We separate off the uncorrelated and correlated parts of the experimental covariance matrix 

.. math::

    (C)_{ij} = \delta_{ij} \sigma_i^{(\rm uncorr)} \sigma_j^{(\rm uncorr)} + \sum_{k=1}^{N_{\rm corr}} \sigma_{i,k}^{(\rm corr)}\sigma^{(\rm corr)}_{j,k}

where :math:`\sigma_i^{(\rm uncorr)}` and :math:`\sigma_{i,k}^{(\rm corr)}` denote respectively the uncorrelated and correlated systematics
for data point :math:`i`. 
We then define a rescaled covariance matrix 

.. math::

    (C^{\lambda})_{ij} = \delta_{ij} \sigma_i^{(\rm uncorr)} \sigma_j^{(\rm uncorr)} + \sum_{k=1}^{N_{\rm corr}} \lambda_{i,k}\sigma_{i,k}^{(\rm corr)} \lambda_{j,k}\sigma^{(\rm corr)}_{j,k},

in which correlated uncertainties have been rescaled.
In the closure test workflow we then generate Level 1 pseudodata using :math:`C`, namely 

.. math::
    L_1 = L_0 + \eta

with :math:`\eta \sim \mathcal{N}(0,C)`. The inconsistency is introduced at Level 2 when fitting the PDF
by using the rescaled covariance matrix :math:`C^{\lambda}` to propagate data uncertainties to the model space:  

.. math::
    L_2 = L_1 + \epsilon^{\lambda}.


Running an inconsistent closure test
------------------------------------

To run a closure test we require a standard closure test runcard. 
As already explained in the previous section the specification which controls 
closure test specific behaviour can be found under ``closuretest``.
An example of a typical level 1 or level 2 ``closuretest`` specification is given by

.. code:: yaml

  closuretest:
    filterseed  : 0   # Random seed to be used in filtering data partitions
    fakedata    : true
    fakepdf     : MMHT2014nnlo68cl
    fakenoise   : true

In order to run an inconsistent closure test, we need to first specify that the closure 
test should be inconsistent by adding the key ``inconsistent_fakedata`` to the ``closuretest``
specification.

.. code:: yaml

  closuretest:
    filterseed  : 0   # Random seed to be used in filtering data partitions
    fakedata    : true
    fakepdf     : MMHT2014nnlo68cl
    fakenoise   : true
    inconsistent_fakedata : true


In order to specify which datasets should be made inconsistent in the closure test
we need to add a new specification.
For instance

.. code:: yaml

    inconsistent_data_settings:

        treatment_names: [MULT]
        names_uncertainties: [CORR, SPECIAL]

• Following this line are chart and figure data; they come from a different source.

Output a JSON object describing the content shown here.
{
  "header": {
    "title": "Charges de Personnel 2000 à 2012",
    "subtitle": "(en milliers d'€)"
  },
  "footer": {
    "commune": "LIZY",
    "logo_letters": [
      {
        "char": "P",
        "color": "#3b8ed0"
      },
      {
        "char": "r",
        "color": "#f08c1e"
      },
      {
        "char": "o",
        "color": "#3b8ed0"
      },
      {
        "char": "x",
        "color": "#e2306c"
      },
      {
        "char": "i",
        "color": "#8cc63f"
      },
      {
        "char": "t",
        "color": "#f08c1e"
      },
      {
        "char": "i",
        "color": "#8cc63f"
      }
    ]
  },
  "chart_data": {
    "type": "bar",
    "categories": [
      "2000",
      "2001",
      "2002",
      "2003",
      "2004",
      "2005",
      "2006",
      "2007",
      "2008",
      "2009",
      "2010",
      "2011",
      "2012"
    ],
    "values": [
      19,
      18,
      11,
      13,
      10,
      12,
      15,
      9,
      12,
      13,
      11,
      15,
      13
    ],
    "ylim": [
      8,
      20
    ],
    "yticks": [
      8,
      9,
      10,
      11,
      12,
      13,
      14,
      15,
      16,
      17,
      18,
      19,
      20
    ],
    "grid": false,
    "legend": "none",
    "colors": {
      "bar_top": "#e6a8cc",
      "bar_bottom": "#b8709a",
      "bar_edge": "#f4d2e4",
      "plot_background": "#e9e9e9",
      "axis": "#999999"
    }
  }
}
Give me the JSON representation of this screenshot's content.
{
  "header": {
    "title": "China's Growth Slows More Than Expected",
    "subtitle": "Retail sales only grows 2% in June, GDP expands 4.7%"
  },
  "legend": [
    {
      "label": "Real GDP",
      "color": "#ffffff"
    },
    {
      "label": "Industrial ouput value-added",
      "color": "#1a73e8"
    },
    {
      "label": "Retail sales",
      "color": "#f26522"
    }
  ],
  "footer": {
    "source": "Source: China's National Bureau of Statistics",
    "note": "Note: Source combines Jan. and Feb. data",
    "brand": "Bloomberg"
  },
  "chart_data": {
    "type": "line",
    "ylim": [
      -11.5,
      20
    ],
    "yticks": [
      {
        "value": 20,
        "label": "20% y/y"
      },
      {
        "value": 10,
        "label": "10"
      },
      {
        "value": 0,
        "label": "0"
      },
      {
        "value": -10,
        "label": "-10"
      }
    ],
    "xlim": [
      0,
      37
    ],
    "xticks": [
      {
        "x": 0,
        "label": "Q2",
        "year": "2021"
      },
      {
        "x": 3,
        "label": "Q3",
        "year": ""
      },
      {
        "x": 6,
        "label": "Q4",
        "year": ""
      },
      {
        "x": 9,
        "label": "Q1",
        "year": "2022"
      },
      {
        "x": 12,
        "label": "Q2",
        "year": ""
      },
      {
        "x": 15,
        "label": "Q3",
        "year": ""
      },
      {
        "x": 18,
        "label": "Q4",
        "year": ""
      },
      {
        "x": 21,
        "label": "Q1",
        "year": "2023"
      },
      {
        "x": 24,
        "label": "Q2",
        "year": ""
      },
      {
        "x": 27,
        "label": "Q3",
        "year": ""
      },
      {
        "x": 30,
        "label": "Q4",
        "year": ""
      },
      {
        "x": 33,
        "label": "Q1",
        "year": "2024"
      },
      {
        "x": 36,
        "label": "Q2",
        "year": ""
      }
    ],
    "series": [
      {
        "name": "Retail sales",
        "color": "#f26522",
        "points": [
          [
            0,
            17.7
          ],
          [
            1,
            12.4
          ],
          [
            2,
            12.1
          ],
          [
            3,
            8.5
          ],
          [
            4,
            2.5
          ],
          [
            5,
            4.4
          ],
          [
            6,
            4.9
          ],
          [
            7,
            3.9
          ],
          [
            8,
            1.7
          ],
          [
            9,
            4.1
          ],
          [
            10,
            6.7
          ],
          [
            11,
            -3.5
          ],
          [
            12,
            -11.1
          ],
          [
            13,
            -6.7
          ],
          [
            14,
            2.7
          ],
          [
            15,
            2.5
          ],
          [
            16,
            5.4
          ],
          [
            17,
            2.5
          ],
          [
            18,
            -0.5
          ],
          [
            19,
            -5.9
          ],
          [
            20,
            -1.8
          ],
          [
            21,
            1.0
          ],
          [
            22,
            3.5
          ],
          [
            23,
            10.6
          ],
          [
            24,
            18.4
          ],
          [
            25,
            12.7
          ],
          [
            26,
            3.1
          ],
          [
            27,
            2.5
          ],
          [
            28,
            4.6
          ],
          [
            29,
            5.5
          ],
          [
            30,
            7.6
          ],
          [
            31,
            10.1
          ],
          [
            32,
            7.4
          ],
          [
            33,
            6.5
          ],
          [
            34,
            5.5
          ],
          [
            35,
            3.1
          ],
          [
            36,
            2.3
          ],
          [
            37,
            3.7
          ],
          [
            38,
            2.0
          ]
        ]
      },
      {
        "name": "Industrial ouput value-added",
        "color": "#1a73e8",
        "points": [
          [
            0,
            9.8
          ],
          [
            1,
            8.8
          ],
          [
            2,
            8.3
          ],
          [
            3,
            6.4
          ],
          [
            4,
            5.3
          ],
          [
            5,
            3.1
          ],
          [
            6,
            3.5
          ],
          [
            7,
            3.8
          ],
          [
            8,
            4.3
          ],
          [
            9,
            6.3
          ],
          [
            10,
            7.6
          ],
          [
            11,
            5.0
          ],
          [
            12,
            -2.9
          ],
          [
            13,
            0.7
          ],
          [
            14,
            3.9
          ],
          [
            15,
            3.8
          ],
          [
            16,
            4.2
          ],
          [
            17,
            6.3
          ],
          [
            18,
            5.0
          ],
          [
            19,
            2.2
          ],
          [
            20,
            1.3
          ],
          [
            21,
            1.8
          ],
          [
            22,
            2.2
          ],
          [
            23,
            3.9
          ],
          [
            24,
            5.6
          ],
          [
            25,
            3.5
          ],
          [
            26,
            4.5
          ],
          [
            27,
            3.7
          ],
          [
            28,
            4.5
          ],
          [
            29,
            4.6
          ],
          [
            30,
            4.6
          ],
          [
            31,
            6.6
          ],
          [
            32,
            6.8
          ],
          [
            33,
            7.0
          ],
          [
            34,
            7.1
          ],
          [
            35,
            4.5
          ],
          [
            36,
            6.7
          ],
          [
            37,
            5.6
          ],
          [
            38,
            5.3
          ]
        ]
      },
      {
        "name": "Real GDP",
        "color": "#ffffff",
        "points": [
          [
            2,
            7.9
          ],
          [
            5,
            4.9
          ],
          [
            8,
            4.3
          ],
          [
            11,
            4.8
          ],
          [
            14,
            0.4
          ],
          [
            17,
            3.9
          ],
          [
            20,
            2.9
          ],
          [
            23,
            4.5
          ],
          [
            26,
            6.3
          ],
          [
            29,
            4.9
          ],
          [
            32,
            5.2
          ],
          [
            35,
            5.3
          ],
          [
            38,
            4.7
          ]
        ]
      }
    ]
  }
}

        inconsistent_datasets:
            - HERA_NC_318GEV_EM-SIGMARED
            - HERA_NC_251GEV_EP-SIGMARED
            - HERA_NC_300GEV_EP-SIGMARED
            - HERA_NC_318GEV_EP-SIGMARED

        sys_rescaling_factor: 0.0

specifies that the inconsistency should be applied to the datasets
``HERA_NC_318GEV_EM-SIGMARED``, ``HERA_NC_251GEV_EP-SIGMARED``,
``HERA_NC_300GEV_EP-SIGMARED`` and ``HERA_NC_318GEV_EP-SIGMARED`` by multiplying
the MULT, CORR and SPECIAL (correlated intra-datasets) uncertainties by a factor of 0.0.